The search for optimal bridge girder designs is carried out by a computational algorithm that satisfies the design constraints while obtaining a highly efficient balance of values for the design variables. Constraints on the design are all those appearing in the relevant sections of the 17th Edition of the AASHTO STANDARD SPECIFICATION FOR HIGHWAY BRIDGES for Allowable Stress Design (ASD) and Load Factor Design (LFD) or the 6th Edition of the AASHTO LRFD BRIDGE DESIGN SPECIFICATIONS for Load and Resistance Factor Design (LRFD). For curved girders designed under ASD or LFD, all the relevant constraints appearing in the 1993 GUIDE SPECIFICATION FOR HORIZONTALLY CURVED BRIDGES for ASD, and either (by user’s choice) the 1993 or the 2003 GUIDE SPECIFICATION FOR HORIZONTALLY CURVED BRIDGES for LFD, also are satisfied. See Appendix B for references to these constraints.
The problem solved in order to obtain designs by optimization methods is:
Minimize F(X)
Subject to:
G1(X) < 0
G2(X) < 0
.
.
.
Gn(X) < 0
where F(X) expresses the weight of the girder.
The vector of unknowns, X, represents girder plate dimension and transverse stiffener spacings. The design constraints G(X) are the relevant AASHTO constraints from the chosen specification (ASD, LFD, or LRFD.)

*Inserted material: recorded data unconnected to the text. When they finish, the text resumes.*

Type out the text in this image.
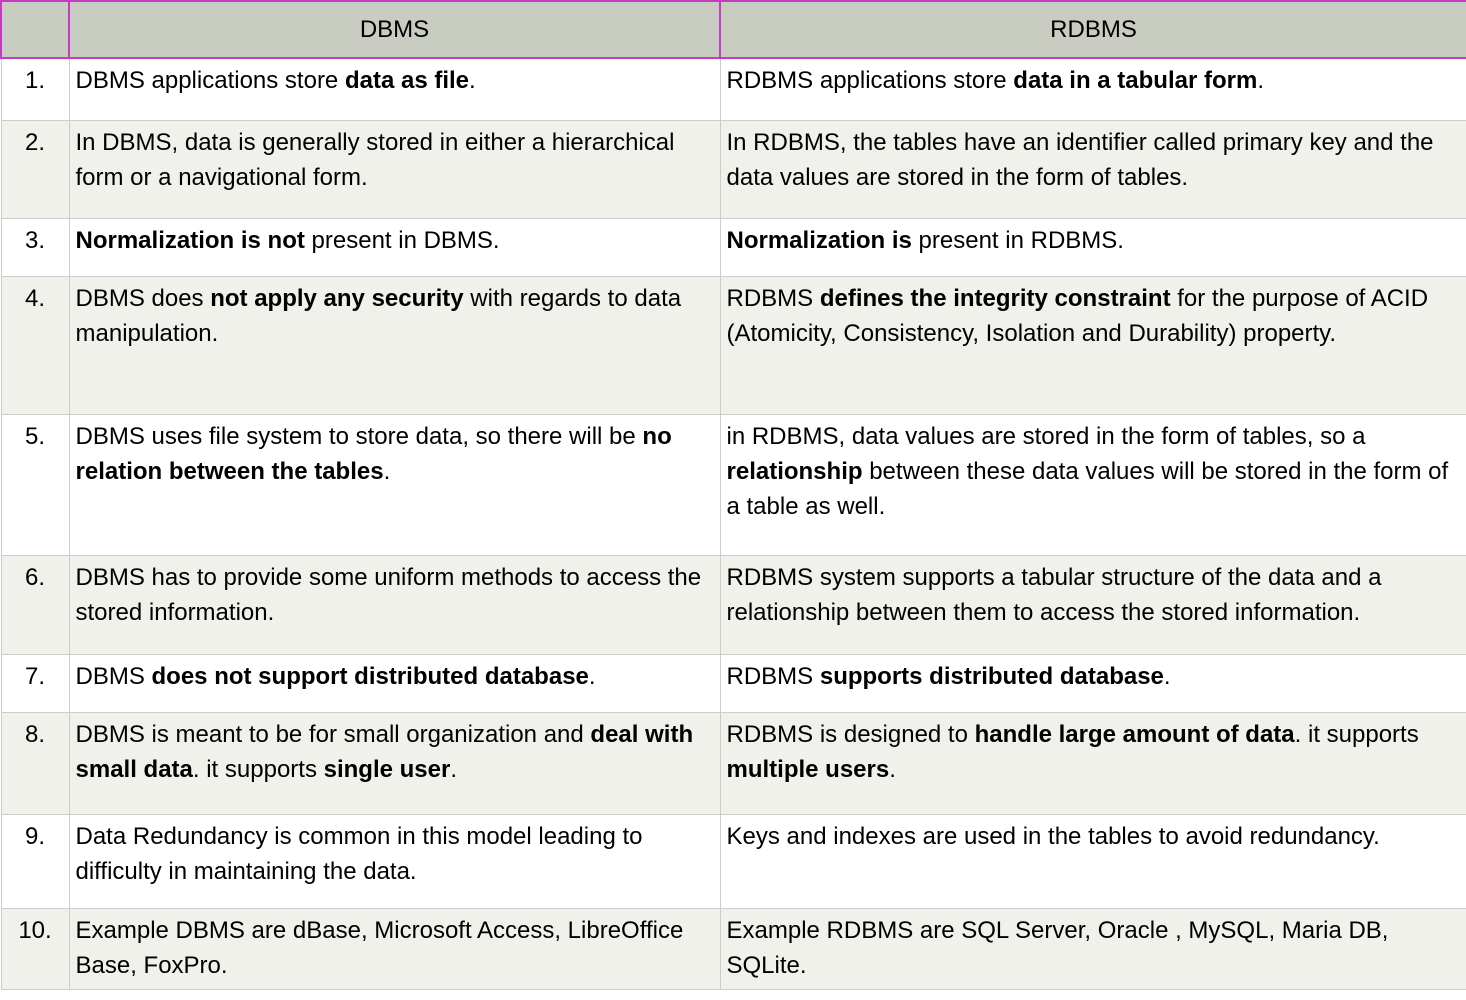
	DBMS	RDBMS
1.	DBMS applications store data as file.	RDBMS applications store data in a tabular form.
2.	In DBMS, data is generally stored in either a hierarchical form or a navigational form.	In RDBMS, the tables have an identifier called primary key and the data values are stored in the form of tables.
3.	Normalization is not present in DBMS.	Normalization is present in RDBMS.
4.	DBMS does not apply any security with regards to data manipulation.	RDBMS defines the integrity constraint for the purpose of ACID (Atomicity, Consistency, Isolation and Durability) property.
5.	DBMS uses file system to store data, so there will be no relation between the tables.	in RDBMS, data values are stored in the form of tables, so a relationship between these data values will be stored in the form of a table as well.
6.	DBMS has to provide some uniform methods to access the stored information.	RDBMS system supports a tabular structure of the data and a relationship between them to access the stored information.
7.	DBMS does not support distributed database.	RDBMS supports distributed database.
8.	DBMS is meant to be for small organization and deal with small data. it supports single user.	RDBMS is designed to handle large amount of data. it supports multiple users.
9.	Data Redundancy is common in this model leading to difficulty in maintaining the data.	Keys and indexes are used in the tables to avoid redundancy.
10.	Example DBMS are dBase, Microsoft Access, LibreOffice Base, FoxPro.	Example RDBMS are SQL Server, Oracle , MySQL, Maria DB, SQLite.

For continuous composite girders the problem is amplified when the slab, being in tension, is not considered effective in negative moment regions for composite dead load and live load analysis. The difference in moment of inertia of positive moment and negative moment regions normally is significant, yet the inflection points between those regions are not known until the analysis is completed. Also, inflection points are different for dead loads than for each positioning of the live loads. Composite behavior can be modeled in several ways (see Analysis Options Input Reference.)
Because of the differences in inflection point locations corresponding to maximum and minimum live load effects, the slab by default in included in all section properties when determining influence lines. Composite and noncomposite regions can be defined for composite dead and live load analysis, except when using the finite element model in a girder system analysis.
The user can adjust the design to reflect practical considerations after a girder design is generated. For example, by default the minimum required flange thicknesses are generated at tenth points to show that section is required at these points. It is left to the user to modify flange dimensions and splice locations to meet practical considerations. Alternatively, flange splice locations alternatively can be specified prior to generating a girder design.
Smooth and rapid convergence toward an optimal design often is experienced. But occasionally a computational oscillation occurs during the search that inhibits convergence. Typically, fixing more design variables will help induce convergence.
Occasionally a mathematical difficulty arises, because of the highly nonlinear nature of the process, that precludes convergence to an optimal design. In such a case a message announcing nature of the difficulty suggests that the user adjust the range limits for certain variables. Girder dimensions are stored in girder input for subsequent modification and reanalysis.